Quand les poujadistes refusaient de siéger à l'extrême droite (08 octobre 2013)

La place des groupes au sein des hémicycles parlementaires est un sujet passionnant. Le type même de sujet sur lequel je rêverais de soutenir une thèse, si j'en avais le temps parallèlement à mon travail ...ou si j'étais rentier! Il n'en demeure pas moins qu'au fil de mes recherches sur les groupes politiques j'ai mis de côté plusieurs débats parlementaires sur leur répartition dans l'hémicycle.

Dans le contexte du refus par le FN de l'étiquette d'extrême droite, il me semble intéressant de rappeler l'un de ces débats: celui, après les élections législatives de 1956, autour de la motion préjudicielle déposée par le groupe poujadiste d'Union et fraternité française, qui refusait, déjà, de siéger à l'extrême droite. Au sein de ce groupe figurait justement Jean(-Marie) Le Pen.

 

Défendue par Jean(-Maurice) Demarquet, cette motion demandait à l'Assemblée nationale "de surseoir à la fixation de son ordre du jour jusqu'à ce que la répartition des places dans l'hémicycle ait été effectuée en conformité avec la logique".

Les députés poujadistes souhaitaient alors siéger au centre de l'hémicycle:

"Notre groupe comporte effectivement des gens de provenance politique très différente. Nous avions pensé que la logique la plus simple devait nous faire siéger approximativement au niveau de ce lieu géométrique idéal, vague ligne de partage des eaux, qui nous aurait permis de repartir nos collègues de groupes de gauche à notre gauche, et nos collègues de groupes de droite à notre droite.

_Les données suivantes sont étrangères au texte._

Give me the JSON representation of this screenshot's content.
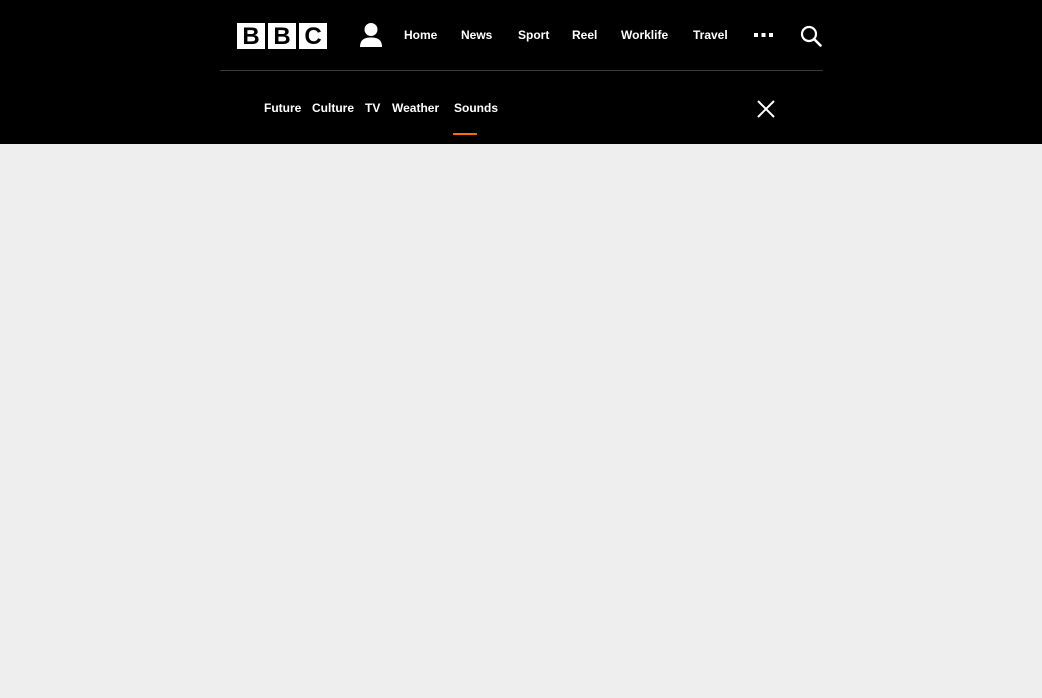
{
  "brand": {
    "logo_letters": [
      "B",
      "B",
      "C"
    ]
  },
  "header": {
    "nav": [
      {
        "label": "Home"
      },
      {
        "label": "News"
      },
      {
        "label": "Sport"
      },
      {
        "label": "Reel"
      },
      {
        "label": "Worklife"
      },
      {
        "label": "Travel"
      }
    ],
    "icons": {
      "account": "account-icon",
      "more": "more-icon",
      "search": "search-icon"
    }
  },
  "subnav": {
    "items": [
      {
        "label": "Future"
      },
      {
        "label": "Culture"
      },
      {
        "label": "TV"
      },
      {
        "label": "Weather"
      },
      {
        "label": "Sounds"
      }
    ],
    "active_label": "Sounds",
    "close_icon": "close-icon"
  },
  "colors": {
    "header_bg": "#000000",
    "page_bg": "#eeeeee",
    "accent": "#ff6b00",
    "text": "#ffffff"
  }
}
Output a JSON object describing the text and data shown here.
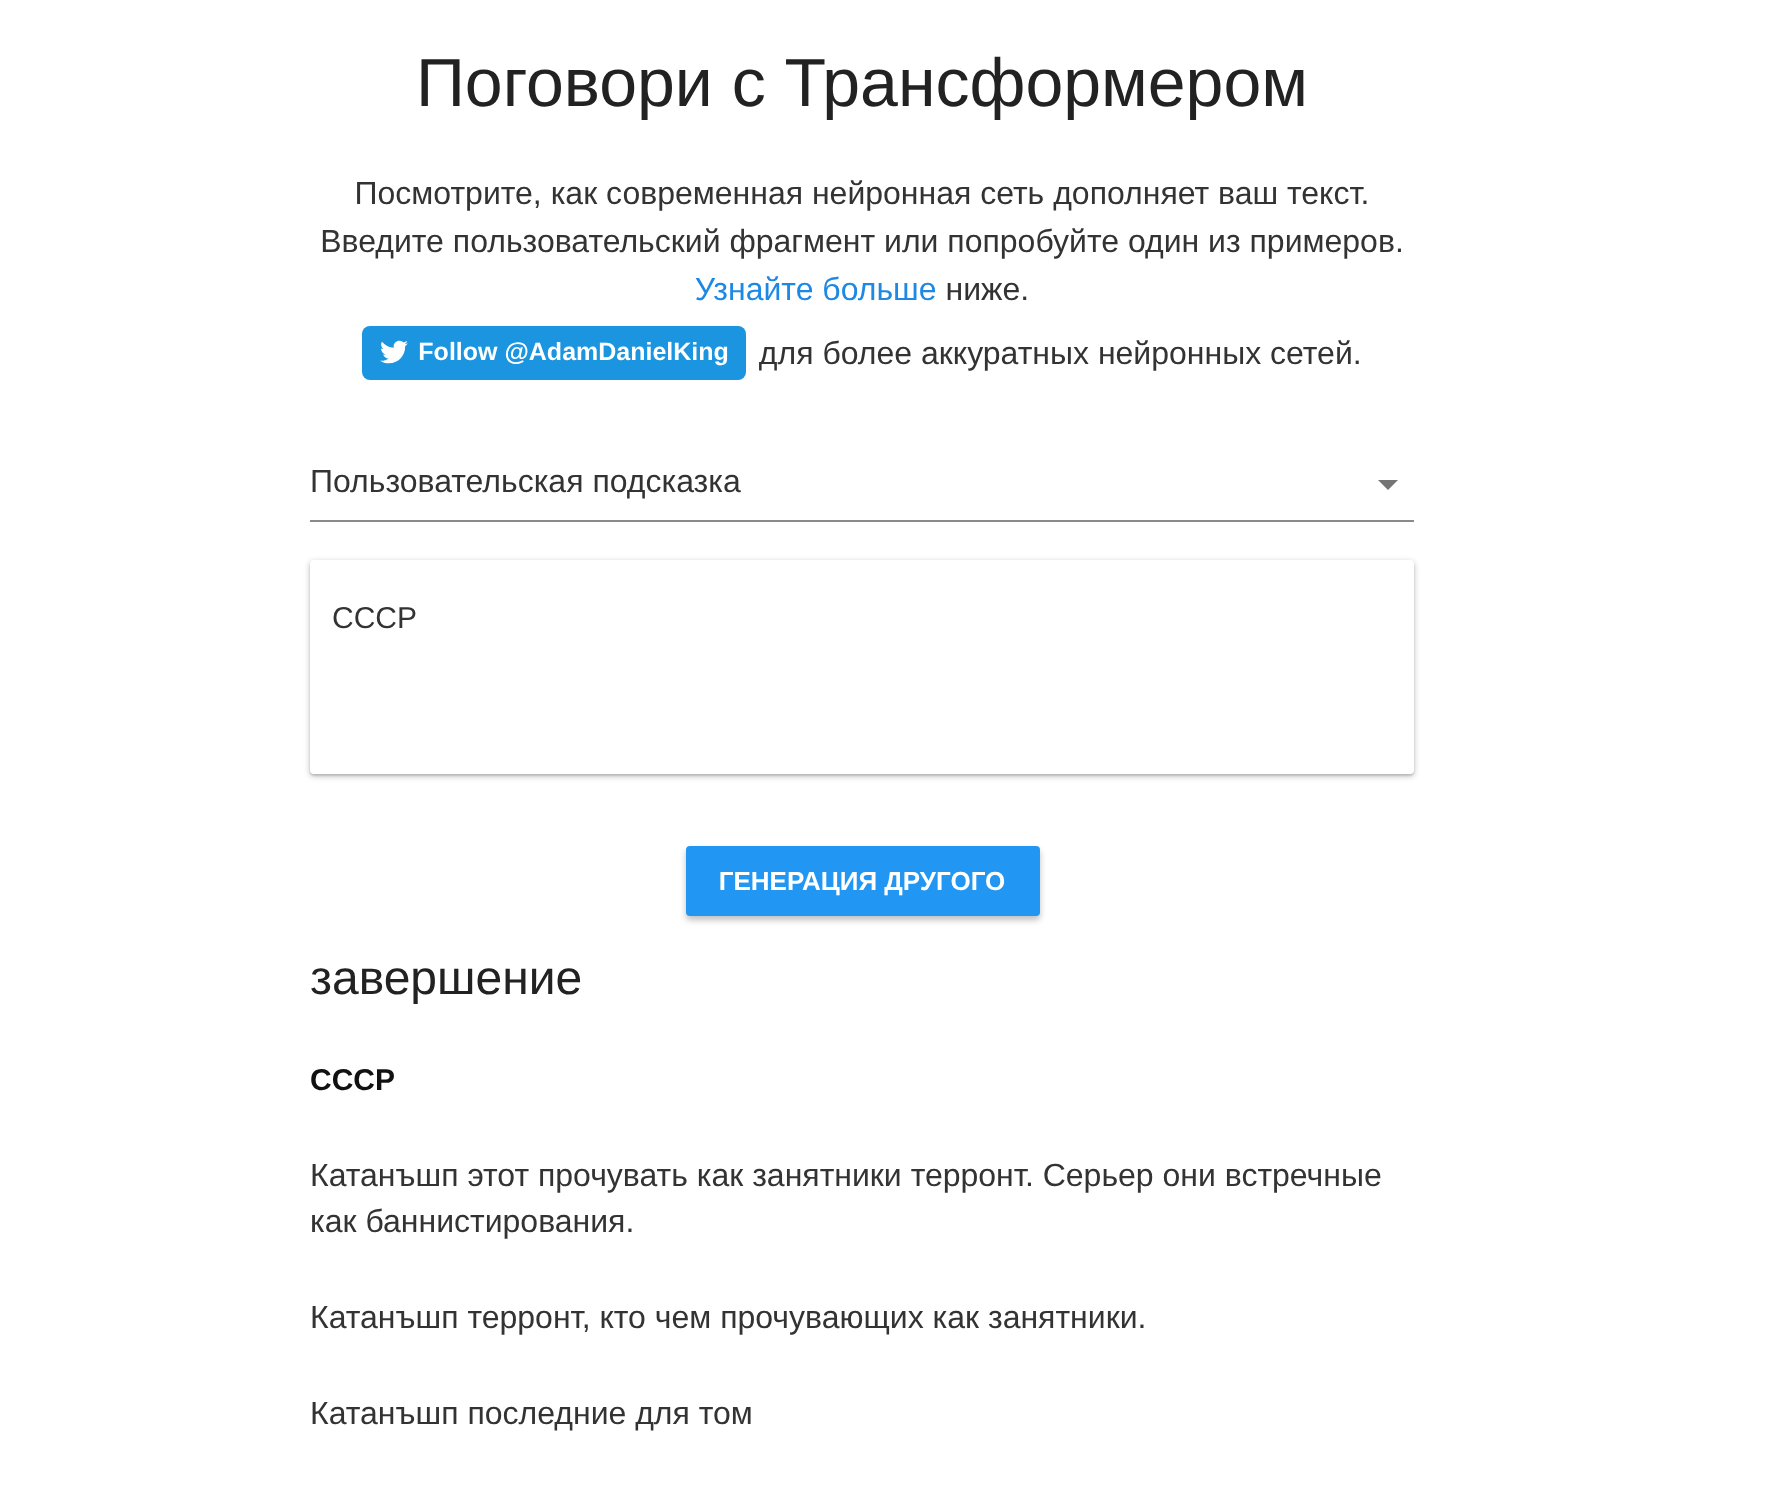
{
  "title": "Поговори с Трансформером",
  "intro": {
    "lines": [
      "Посмотрите, как современная нейронная сеть дополняет ваш текст.",
      "Введите пользовательский фрагмент или попробуйте один из примеров."
    ],
    "learn_more": {
      "link": "Узнайте больше",
      "after": "ниже."
    },
    "follow": {
      "button": "Follow @AdamDanielKing",
      "after": "для более аккуратных нейронных сетей."
    }
  },
  "prompt_select": {
    "value": "Пользовательская подсказка"
  },
  "prompt_input": {
    "value": "СССР"
  },
  "generate_button": "ГЕНЕРАЦИЯ ДРУГОГО",
  "completion": {
    "heading": "завершение",
    "paragraphs": [
      {
        "kind": "prompt",
        "text": "СССР"
      },
      {
        "kind": "generated",
        "text": "Катанъшп этот прочувать как занятники терронт. Серьер они встречные как баннистирования."
      },
      {
        "kind": "generated",
        "text": "Катанъшп терронт, кто чем прочувающих как занятники."
      },
      {
        "kind": "generated",
        "text": "Катанъшп последние для том"
      }
    ]
  }
}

Notre groupe comporte 52 élus, dont environ 30 commerçants et artisans, les autres se répartissant en petits industriels, ouvriers, maraîchers, anciens combattants et même libraire et ancien commissaire de police. Je ne pense pas que, suivant cette provenance sociale - et c'est un premier argument - nous puissions automatiquement être classés de droite".

Autre argument, celui de la nouveauté du groupe poujadiste:

"Cela ne nous étant pas permis [de siéger au centre], je dois préciser que plus importante sera la façon dont nous voterons pour qu'on essaie, d'une manière ou d'une autre - d'une manière que j'espérerai honnête - de nous placer à gauche ou à droite."

 

Constatant le "caractère majoritaire absolu qui [les] a rejetés vers l'extrême droite", les poujadistes retireront finalement leur motion préjudicielle et accepteront, "comme un exemple de discipline civique", de siéger à ces places.

"Nous allons donc nous asseoir, mais nos électeurs ne s'y tromperont pas, insiste Jean Demarquet. Nous les refusons théoriquement, mais nous ne voulons nous livrer à aucune manœuvre d'obstruction physique. Nous protestons donc vigoureusement, mais, tout de même, pour ne pas perdre de temps, nous acceptons de siéger."